Mais je ne me retrouve pas trop dur sur les boucles de base du jeu. D’une part, il s’agit d’une version répétitive et assez fade de la formule fatiguée de Far Cry. De l’autre, en plus d’aimer le monde de Ghostwire, ses conceptions de yōkai se situent dans une catégorie à part – il a certaines de mes conceptions ennemies préférées depuis des années. Mélangeant le folklore japonais traditionnel avec son cadre contemporain, regarder les ennemis terrifiants n’a jamais vieilli. Mes favoris incluent Lamentation et Shiromuku, dont les longs cheveux noirs rappellent les personnages classiques des films d’horreur japonais Sadako (Anneau) et Asami Yamazaki (Audition), ainsi que les différentes interprétations de Kuchisake-onna, la femme à la bouche fendue, qui emprunte beaucoup à son design en 2007 Sculpté. Pour un fan d’horreur, en particulier celui qui a grandi en regardant des films d’horreur japonais, je ne pouvais pas m’empêcher de m’intéresser à tous les différents modèles de créatures, peu importe le nombre de fois où je les ai combattus.

Cela aide également que Ghostwire soit vraiment court. J’ai terminé la campagne en 14 heures environ, même si j’ai passé quelques heures supplémentaires à nettoyer les trucs annexes. Aussi fade que puisse être une grande partie de son gameplay et de son histoire, Ghostwire ne perd jamais votre temps. Il entre et sort bien avant que quelque chose ne devienne trop vieux, vous permettant de profiter de tout ce que vous aimez dans le jeu sans vous épuiser avec des choses qu’il fait mal.

Ce qui fait de Ghostwire un jeu étrange à revoir – du moins dans les limites souvent restrictives d’un système de notation. Les choses que j’aime chez Ghostwire, j’aime vraiment. J’irais même jusqu’à dire que certains éléments – son monde, le design de l’ennemi, etc. – sont parmi mes favoris dans un jeu depuis des années.
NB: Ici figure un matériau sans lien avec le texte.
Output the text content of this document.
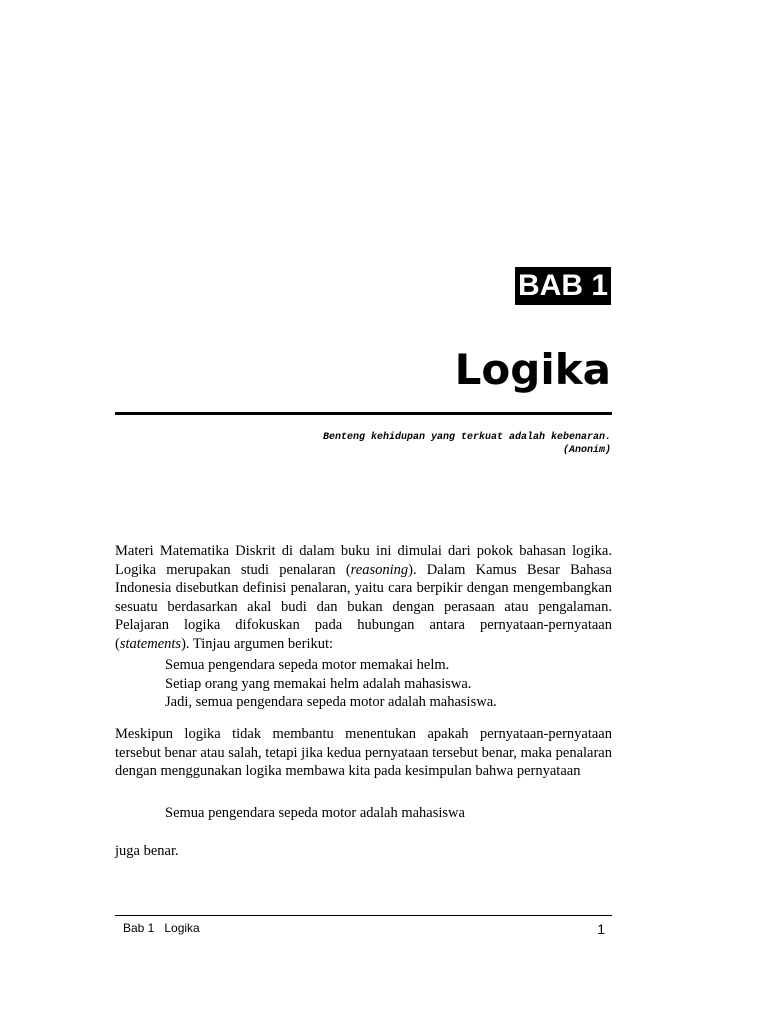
BAB 1
Logika
Benteng kehidupan yang terkuat adalah kebenaran.
(Anonim)

Materi Matematika Diskrit di dalam buku ini dimulai dari pokok bahasan logika. Logika merupakan studi penalaran (reasoning). Dalam Kamus Besar Bahasa Indonesia disebutkan definisi penalaran, yaitu cara berpikir dengan mengembangkan sesuatu berdasarkan akal budi dan bukan dengan perasaan atau pengalaman. Pelajaran logika difokuskan pada hubungan antara pernyataan-pernyataan (statements). Tinjau argumen berikut:

Semua pengendara sepeda motor memakai helm.
Setiap orang yang memakai helm adalah mahasiswa.
Jadi, semua pengendara sepeda motor adalah mahasiswa.

Meskipun logika tidak membantu menentukan apakah pernyataan-pernyataan tersebut benar atau salah, tetapi jika kedua pernyataan tersebut benar, maka penalaran dengan menggunakan logika membawa kita pada kesimpulan bahwa pernyataan

Semua pengendara sepeda motor adalah mahasiswa

juga benar.

Bab 1   Logika	1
Cela dit, il y a beaucoup d’éléments, tels que l’histoire et le gameplay, où GhostWire n’est pas à la hauteur.

Je m’attends à ce que certaines personnes ne soient pas séduites par le jeu comme je le suis, et je pense que c’est tout à fait compréhensible si vous ne voulez pas pardonner au jeu pour cela. Mais si Ghostwire se connecte avec vous, je pense qu’il se connectera vraiment avec vous. C’est bizarre et unique, et je pense que c’est génial de voir ce genre de jeu obtenir ce genre de budget, de tout mettre sur la table et d’utiliser cet argent pour faire de l’art déconcertant et génial. Et rien que pour ça, je ne peux pas m’empêcher d’aimer Ghostwire.

Laisser un commentaire

Votre adresse e-mail ne sera pas publiée.